Search code examples
mongodbmongoidmongodb-ruby

Mongoid: retrieving documents whose _id exists in another collection


I am trying to fetch the documents from a collection based on the existence of a reference to these documents in another collection.

Let's say I have two collections Users and Courses and the models look like this:

  • User: {_id, name}
  • Course: {_id, name, user_id}

Note: this just a hypothetical example and not actual use case. So let's assume that duplicates are fine in the name field of Course. Let's thin Course as CourseRegistrations.

Here, I am maintaining a reference to User in the Course with the user_id holding the _Id of User. And note that its stored as a string.

Now I want to retrieve all users who are registered to a particular set of courses.

I know that it can be done with two queries. That is first run a query and get the users_id field from the Course collection for the set of courses. Then query the User collection by using $in and the user ids retrieved in the previous query. But this may not be good if the number of documents are in tens of thousands or more.

Is there a better way to do this in just one query?


Solution

  • What you are saying is a typical sql join. But thats not possible in mongodb. As you suggested already you can do that in 2 different queries.

    There is one more way to handle it. Its not exactly a solution, but the valid workaround in NonSql databases. That is to store most frequently accessed fields inside the same collection.

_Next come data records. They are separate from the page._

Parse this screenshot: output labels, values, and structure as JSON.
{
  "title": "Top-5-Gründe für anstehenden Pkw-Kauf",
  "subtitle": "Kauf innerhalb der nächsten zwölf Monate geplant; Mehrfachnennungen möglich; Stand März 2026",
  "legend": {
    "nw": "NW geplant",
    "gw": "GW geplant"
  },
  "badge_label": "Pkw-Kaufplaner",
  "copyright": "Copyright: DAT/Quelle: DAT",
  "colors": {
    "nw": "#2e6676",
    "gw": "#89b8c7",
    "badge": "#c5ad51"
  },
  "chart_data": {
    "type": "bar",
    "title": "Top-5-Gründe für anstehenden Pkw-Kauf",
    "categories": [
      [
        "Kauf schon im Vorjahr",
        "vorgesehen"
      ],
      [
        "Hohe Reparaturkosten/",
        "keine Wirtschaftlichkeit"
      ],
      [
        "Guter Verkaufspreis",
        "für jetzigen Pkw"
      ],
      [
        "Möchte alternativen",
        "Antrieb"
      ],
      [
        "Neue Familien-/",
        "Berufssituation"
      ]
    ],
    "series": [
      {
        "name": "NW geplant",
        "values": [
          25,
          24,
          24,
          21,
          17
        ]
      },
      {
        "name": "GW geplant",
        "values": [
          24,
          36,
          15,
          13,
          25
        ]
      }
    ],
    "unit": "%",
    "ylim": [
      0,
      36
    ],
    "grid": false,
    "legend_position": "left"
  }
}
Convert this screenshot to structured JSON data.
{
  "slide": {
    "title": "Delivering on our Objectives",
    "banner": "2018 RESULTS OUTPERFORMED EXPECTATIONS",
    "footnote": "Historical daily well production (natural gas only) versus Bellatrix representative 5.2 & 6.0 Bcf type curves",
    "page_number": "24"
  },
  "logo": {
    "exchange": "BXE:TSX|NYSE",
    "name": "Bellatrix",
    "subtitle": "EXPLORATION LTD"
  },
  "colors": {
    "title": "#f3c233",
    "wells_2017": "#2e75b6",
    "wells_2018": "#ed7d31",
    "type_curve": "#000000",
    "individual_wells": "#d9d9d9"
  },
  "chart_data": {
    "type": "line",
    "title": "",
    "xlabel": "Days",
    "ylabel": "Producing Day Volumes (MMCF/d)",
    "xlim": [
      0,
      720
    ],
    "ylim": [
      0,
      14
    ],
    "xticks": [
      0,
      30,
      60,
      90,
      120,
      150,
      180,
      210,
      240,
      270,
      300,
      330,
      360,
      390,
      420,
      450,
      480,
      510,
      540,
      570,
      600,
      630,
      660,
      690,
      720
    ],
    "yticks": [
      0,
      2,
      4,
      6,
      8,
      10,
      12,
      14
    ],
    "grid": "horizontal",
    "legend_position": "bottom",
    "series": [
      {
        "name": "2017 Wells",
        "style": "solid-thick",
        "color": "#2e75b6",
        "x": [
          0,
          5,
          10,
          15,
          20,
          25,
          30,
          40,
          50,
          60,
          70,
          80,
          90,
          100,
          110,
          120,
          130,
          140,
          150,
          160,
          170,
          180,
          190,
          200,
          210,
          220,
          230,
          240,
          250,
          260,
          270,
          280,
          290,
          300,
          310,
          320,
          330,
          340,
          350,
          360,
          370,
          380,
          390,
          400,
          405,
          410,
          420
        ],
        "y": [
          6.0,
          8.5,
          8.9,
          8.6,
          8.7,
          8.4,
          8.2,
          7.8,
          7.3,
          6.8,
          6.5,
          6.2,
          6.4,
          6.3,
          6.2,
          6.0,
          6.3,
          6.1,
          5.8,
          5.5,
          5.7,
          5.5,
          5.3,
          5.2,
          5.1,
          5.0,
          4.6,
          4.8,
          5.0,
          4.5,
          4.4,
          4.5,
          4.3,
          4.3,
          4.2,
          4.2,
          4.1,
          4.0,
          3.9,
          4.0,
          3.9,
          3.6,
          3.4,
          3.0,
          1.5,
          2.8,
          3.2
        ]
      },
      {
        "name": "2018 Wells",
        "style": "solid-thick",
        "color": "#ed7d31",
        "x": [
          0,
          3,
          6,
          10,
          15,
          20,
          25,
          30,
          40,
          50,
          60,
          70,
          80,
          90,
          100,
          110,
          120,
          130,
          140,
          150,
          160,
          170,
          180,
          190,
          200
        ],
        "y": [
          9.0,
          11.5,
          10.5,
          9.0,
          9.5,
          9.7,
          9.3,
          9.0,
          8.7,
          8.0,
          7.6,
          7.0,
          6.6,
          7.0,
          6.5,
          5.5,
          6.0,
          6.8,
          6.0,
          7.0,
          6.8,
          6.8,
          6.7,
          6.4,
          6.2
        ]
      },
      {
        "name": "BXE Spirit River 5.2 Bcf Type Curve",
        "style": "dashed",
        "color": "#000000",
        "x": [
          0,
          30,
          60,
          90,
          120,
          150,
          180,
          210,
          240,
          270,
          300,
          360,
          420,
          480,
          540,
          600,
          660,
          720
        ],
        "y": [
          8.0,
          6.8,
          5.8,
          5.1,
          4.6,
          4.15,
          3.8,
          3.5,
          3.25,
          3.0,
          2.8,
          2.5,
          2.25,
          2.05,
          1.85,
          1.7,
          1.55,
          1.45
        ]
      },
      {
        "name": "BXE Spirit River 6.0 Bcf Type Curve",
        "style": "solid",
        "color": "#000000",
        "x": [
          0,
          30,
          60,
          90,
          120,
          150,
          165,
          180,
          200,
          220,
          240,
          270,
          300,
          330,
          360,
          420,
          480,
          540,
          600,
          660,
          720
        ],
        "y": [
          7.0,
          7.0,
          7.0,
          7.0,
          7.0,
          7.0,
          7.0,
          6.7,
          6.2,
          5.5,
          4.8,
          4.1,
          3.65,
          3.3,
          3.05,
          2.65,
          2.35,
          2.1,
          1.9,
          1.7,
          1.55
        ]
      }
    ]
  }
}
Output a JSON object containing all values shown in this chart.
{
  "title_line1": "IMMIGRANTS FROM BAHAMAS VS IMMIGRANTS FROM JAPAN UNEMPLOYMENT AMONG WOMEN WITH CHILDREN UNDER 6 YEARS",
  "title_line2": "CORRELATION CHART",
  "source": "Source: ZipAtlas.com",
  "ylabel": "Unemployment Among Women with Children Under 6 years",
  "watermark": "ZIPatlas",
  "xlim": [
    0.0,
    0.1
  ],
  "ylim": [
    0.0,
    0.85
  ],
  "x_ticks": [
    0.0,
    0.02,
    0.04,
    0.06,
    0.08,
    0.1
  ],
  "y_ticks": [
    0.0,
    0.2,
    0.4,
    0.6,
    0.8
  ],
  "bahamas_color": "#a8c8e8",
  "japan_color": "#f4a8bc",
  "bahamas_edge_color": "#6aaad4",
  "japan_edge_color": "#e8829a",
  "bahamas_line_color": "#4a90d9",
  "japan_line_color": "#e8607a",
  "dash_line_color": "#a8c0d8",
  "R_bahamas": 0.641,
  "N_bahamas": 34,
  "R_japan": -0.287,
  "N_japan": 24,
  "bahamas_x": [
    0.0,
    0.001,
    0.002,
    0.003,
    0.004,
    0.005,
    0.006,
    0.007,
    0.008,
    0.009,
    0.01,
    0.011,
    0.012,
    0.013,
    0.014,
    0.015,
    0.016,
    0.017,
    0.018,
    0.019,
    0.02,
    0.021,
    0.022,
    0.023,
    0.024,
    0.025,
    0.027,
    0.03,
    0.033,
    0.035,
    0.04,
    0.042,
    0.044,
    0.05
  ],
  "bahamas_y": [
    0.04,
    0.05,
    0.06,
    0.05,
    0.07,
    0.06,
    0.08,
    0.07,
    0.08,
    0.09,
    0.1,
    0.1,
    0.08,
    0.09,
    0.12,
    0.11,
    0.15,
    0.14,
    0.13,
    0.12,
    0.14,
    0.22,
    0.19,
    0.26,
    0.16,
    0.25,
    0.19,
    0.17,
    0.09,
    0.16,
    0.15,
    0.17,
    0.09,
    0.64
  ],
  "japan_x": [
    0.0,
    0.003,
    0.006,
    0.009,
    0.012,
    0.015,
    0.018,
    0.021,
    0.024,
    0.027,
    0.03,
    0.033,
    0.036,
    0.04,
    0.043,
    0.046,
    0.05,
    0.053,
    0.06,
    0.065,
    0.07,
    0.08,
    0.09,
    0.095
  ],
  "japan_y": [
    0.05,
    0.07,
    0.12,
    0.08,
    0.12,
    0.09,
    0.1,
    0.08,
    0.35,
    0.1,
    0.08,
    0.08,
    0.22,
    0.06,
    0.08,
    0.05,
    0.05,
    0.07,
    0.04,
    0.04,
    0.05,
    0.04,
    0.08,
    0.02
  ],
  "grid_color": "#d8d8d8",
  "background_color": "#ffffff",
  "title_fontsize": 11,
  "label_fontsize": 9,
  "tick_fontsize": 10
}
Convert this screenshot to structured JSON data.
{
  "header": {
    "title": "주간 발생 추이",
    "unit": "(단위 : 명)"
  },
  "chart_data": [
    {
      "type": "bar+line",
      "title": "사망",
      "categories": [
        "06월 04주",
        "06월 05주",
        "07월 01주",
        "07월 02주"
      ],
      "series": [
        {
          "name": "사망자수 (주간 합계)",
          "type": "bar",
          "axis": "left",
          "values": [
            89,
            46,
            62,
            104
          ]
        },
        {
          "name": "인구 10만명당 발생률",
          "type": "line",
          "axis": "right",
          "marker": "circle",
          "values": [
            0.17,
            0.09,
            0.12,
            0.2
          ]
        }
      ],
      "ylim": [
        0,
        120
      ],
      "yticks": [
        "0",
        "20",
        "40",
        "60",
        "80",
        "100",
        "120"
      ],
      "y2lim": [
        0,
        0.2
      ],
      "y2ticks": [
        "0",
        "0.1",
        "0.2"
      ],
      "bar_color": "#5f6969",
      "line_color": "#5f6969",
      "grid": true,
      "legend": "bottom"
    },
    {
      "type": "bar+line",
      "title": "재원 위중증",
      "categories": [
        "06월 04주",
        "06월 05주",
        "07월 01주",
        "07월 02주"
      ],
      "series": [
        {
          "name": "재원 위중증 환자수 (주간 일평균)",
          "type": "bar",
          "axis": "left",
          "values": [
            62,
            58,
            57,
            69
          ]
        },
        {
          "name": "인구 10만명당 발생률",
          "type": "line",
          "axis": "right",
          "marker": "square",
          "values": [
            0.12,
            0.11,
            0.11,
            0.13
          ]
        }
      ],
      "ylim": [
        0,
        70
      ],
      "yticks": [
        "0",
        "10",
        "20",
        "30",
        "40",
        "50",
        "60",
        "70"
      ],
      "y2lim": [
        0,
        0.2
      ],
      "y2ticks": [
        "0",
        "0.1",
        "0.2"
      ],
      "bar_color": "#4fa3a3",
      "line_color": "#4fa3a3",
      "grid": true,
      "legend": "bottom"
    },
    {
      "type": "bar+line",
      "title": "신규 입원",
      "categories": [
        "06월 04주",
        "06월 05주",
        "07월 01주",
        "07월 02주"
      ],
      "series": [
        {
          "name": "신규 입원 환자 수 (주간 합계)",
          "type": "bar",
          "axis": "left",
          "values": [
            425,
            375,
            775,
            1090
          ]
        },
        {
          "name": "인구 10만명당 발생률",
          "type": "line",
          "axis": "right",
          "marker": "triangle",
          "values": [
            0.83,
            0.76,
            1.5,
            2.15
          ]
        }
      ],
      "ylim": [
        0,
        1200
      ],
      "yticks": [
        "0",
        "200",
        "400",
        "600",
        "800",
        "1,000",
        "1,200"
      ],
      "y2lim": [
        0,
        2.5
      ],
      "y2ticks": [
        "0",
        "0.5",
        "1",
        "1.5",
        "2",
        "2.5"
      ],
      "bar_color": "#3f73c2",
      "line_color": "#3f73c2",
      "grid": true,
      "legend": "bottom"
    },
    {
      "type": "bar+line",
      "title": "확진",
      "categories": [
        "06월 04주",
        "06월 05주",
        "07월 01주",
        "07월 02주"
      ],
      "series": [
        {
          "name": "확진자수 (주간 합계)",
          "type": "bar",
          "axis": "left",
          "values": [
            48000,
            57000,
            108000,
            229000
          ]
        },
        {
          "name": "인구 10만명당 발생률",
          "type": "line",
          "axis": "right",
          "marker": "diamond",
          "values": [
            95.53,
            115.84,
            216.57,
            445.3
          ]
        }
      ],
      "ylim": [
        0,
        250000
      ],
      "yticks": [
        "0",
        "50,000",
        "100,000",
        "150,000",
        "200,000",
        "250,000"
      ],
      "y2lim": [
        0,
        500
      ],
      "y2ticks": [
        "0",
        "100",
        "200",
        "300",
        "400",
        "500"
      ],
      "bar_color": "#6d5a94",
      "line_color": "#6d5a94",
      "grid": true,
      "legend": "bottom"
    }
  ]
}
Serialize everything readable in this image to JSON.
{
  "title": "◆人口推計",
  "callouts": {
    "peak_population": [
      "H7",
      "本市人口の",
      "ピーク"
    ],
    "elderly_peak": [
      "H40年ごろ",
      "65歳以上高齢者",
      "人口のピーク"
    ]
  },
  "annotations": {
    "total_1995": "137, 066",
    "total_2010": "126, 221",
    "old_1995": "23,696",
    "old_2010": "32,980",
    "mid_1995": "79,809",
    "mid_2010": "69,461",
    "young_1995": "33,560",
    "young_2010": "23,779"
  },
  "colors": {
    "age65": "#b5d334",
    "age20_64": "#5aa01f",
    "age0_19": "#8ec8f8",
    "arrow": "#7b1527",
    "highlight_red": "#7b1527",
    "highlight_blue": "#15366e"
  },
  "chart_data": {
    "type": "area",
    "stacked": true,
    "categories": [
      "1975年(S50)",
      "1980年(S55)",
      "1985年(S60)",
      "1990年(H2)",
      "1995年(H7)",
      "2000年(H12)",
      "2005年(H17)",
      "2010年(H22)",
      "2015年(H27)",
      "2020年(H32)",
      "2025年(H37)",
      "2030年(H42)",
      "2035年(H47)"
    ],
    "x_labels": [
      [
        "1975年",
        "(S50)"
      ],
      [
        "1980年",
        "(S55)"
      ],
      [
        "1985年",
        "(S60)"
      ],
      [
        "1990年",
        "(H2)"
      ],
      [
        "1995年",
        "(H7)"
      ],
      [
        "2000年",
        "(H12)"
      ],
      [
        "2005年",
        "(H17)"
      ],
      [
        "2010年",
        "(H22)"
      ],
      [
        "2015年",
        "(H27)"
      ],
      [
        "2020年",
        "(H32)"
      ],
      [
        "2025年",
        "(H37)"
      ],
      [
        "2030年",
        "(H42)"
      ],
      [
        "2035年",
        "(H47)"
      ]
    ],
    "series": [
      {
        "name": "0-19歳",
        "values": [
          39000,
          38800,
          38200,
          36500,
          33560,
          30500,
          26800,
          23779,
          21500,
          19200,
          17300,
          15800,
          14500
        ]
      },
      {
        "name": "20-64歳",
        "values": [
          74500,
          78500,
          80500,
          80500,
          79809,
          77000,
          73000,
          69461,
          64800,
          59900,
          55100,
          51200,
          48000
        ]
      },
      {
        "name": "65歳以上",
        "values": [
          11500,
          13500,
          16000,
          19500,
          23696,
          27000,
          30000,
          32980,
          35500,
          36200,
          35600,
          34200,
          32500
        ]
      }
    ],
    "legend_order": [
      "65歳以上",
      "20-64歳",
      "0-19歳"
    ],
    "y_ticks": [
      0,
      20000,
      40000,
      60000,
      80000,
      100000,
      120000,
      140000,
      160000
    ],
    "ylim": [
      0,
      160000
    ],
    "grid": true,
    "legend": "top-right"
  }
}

    You can store the some of the user collection fields, inside the course collection as embedded field.

    Course : {
       _id : 'xx',
       name: 'yy'
       user:{
           fname : 'r',
           lname :'v',
           pic: 's'
       }  
    }
    

    This is a good approach if the subset of fields you intend to retrieve from user collection is less. You might be wondering the redundant user data stored in course collection, but that's exactly what makes mongodb powerful. Its a one time insert but your queries will be lot faster.